Zhou Bingxin, Zheng Lirong, Wu Banghao, Yi Kai, Zhong Bozitao, Tan Yang, Liu Qian, Liò Pietro, Hong Liang
Institute of Natural Sciences, Shanghai Jiao Tong University, Shanghai, China.
Shanghai National Center for Applied Mathematics (SJTU center), Shanghai Jiao Tong University, Shanghai, China.
Cell Discov. 2024 Sep 10;10(1):95. doi: 10.1038/s41421-024-00728-2.
Deep learning-based methods for generating functional proteins address the growing need for novel biocatalysts, allowing for precise tailoring of functionalities to meet specific requirements. This advancement leads to the development of highly efficient and specialized proteins with diverse applications across scientific, technological, and biomedical fields. This study establishes a pipeline for protein sequence generation with a conditional protein diffusion model, namely CPDiffusion, to create diverse sequences of proteins with enhanced functions. CPDiffusion accommodates protein-specific conditions, such as secondary structures and highly conserved amino acids. Without relying on extensive training data, CPDiffusion effectively captures highly conserved residues and sequence features for specific protein families. We applied CPDiffusion to generate artificial sequences of Argonaute (Ago) proteins based on the backbone structures of wild-type (WT) Kurthia massiliensis Ago (KmAgo) and Pyrococcus furiosus Ago (PfAgo), which are complex multi-domain programmable endonucleases. The generated sequences deviate by up to nearly 400 amino acids from their WT templates. Experimental tests demonstrated that the majority of the generated proteins for both KmAgo and PfAgo show unambiguous activity in DNA cleavage, with many of them exhibiting superior activity as compared to the WT. These findings underscore CPDiffusion's remarkable success rate in generating novel sequences for proteins with complex structures and functions in a single step, leading to enhanced activity. This approach facilitates the design of enzymes with multi-domain molecular structures and intricate functions through in silico generation and screening, all accomplished without the need for supervision from labeled data.

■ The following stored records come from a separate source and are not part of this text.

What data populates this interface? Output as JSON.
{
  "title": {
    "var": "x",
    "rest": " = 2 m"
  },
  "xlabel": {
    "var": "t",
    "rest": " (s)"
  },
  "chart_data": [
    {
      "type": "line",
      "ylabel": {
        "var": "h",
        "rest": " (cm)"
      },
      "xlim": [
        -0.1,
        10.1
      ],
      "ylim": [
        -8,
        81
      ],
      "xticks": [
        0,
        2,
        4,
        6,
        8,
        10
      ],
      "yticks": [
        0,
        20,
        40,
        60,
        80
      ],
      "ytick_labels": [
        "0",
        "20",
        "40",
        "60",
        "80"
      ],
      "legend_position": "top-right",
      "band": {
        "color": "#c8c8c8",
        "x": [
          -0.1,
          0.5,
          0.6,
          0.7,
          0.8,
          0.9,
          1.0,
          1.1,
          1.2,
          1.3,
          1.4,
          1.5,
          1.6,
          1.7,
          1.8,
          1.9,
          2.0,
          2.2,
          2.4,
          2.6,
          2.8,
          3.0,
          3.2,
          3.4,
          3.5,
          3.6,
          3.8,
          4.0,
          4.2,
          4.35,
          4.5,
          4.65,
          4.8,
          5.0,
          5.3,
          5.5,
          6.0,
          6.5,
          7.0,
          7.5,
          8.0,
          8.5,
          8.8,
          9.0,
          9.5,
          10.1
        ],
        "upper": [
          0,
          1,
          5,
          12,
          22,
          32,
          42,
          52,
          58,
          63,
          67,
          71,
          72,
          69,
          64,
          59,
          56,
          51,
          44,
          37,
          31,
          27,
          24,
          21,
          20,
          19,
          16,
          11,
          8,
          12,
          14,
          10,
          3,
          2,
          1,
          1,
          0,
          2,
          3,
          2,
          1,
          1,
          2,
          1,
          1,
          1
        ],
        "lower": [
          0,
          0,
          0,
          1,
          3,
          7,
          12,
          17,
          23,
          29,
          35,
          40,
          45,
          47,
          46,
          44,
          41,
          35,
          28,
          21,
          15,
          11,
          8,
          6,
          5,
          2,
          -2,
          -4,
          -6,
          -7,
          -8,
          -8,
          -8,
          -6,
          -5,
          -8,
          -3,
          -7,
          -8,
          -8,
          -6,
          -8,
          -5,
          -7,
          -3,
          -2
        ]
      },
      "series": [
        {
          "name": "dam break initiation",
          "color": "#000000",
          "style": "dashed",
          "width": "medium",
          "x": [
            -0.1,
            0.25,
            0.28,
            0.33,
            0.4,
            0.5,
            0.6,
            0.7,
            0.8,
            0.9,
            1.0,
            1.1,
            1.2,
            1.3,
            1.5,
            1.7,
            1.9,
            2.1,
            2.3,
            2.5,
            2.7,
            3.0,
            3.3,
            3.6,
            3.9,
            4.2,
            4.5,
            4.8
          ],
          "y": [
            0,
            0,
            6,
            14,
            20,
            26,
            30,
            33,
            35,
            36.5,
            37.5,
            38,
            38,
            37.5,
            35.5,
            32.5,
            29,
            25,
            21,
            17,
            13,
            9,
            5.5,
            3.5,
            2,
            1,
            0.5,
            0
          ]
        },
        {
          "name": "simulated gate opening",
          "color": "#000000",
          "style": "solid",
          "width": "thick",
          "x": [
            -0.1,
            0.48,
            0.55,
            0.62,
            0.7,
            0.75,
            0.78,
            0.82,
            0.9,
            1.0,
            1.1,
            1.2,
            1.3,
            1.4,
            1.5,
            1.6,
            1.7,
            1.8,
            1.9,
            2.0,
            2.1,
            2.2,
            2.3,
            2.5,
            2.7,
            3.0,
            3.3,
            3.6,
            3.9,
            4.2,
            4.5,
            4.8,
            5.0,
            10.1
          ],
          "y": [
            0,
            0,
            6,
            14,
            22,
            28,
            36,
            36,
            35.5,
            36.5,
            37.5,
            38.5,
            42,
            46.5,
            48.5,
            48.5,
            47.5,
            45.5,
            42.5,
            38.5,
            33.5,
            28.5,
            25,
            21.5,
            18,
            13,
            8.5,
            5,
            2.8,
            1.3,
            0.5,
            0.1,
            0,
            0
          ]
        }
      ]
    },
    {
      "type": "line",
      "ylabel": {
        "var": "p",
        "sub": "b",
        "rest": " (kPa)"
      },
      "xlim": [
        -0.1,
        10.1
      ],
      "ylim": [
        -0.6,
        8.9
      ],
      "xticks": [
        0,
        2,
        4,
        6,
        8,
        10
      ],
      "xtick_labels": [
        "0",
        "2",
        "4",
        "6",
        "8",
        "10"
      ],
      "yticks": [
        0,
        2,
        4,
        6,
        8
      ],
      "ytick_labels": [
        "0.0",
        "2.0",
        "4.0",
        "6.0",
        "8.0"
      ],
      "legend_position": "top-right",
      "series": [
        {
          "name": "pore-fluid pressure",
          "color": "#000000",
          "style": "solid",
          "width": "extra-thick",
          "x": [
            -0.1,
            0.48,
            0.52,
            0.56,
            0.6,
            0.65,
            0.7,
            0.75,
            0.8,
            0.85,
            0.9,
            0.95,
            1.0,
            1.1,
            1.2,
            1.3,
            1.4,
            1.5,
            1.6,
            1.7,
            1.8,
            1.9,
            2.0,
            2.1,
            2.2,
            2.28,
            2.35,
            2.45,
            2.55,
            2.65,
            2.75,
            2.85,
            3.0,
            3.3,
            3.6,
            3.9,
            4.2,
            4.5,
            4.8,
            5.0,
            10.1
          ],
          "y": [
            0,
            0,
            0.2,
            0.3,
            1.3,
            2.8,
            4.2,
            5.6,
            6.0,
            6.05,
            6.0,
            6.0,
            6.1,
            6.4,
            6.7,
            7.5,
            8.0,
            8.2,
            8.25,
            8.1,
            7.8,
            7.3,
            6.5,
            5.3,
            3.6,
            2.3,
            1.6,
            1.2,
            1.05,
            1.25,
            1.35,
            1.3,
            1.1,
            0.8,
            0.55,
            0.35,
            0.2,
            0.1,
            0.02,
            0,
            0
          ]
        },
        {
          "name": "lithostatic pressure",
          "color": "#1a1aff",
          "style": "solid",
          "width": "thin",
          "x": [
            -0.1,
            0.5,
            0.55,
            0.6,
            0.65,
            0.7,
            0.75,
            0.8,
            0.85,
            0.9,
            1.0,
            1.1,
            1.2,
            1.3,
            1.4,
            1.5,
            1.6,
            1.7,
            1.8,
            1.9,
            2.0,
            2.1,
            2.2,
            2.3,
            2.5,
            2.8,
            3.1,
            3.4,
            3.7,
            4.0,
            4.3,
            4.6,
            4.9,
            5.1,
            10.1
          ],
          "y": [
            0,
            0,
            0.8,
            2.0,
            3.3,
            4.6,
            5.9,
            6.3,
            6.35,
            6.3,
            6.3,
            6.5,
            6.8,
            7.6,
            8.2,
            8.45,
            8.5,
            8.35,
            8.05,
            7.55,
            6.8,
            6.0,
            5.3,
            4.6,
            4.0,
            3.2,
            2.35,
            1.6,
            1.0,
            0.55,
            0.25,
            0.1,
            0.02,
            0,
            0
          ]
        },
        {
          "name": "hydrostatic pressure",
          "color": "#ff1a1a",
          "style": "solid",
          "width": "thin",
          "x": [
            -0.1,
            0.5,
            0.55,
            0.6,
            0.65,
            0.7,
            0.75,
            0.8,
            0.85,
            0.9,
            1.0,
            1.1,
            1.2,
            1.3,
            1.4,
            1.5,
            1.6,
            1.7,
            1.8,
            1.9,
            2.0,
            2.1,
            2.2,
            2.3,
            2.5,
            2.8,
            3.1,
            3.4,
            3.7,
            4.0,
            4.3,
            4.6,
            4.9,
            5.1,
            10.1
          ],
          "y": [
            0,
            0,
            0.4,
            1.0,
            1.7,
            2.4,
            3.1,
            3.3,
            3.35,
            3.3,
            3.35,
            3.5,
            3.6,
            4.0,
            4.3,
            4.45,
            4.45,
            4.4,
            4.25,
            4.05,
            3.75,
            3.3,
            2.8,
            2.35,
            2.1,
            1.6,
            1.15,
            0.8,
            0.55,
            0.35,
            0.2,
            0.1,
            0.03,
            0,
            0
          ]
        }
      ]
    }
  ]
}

基于深度学习的功能蛋白生成方法满足了对新型生物催化剂日益增长的需求,能够精确定制功能以满足特定要求。这一进展推动了高效且专业化的蛋白质的开发,这些蛋白质在科学、技术和生物医学领域有着广泛应用。本研究利用条件蛋白扩散模型CPDiffusion建立了蛋白质序列生成流程,以创建具有增强功能的多样化蛋白质序列。CPDiffusion考虑了蛋白质特异性条件,如二级结构和高度保守的氨基酸。在不依赖大量训练数据的情况下,CPDiffusion有效地捕捉特定蛋白质家族的高度保守残基和序列特征。我们应用CPDiffusion基于野生型马赛库特氏菌Ago(KmAgo)和激烈热球菌Ago(PfAgo)的主干结构生成Argonaute(Ago)蛋白的人工序列,这两种蛋白都是复杂的多结构域可编程核酸内切酶。生成的序列与其野生型模板相比,最多相差近400个氨基酸。实验测试表明,KmAgo和PfAgo生成的大多数蛋白质在DNA切割中表现出明确的活性,其中许多与野生型相比表现出更高的活性。这些发现强调了CPDiffusion在一步生成具有复杂结构和功能的蛋白质新序列方面的显著成功率,从而提高了活性。这种方法通过计算机生成和筛选促进了具有多结构域分子结构和复杂功能的酶的设计,所有这些都无需标记数据的监督即可完成。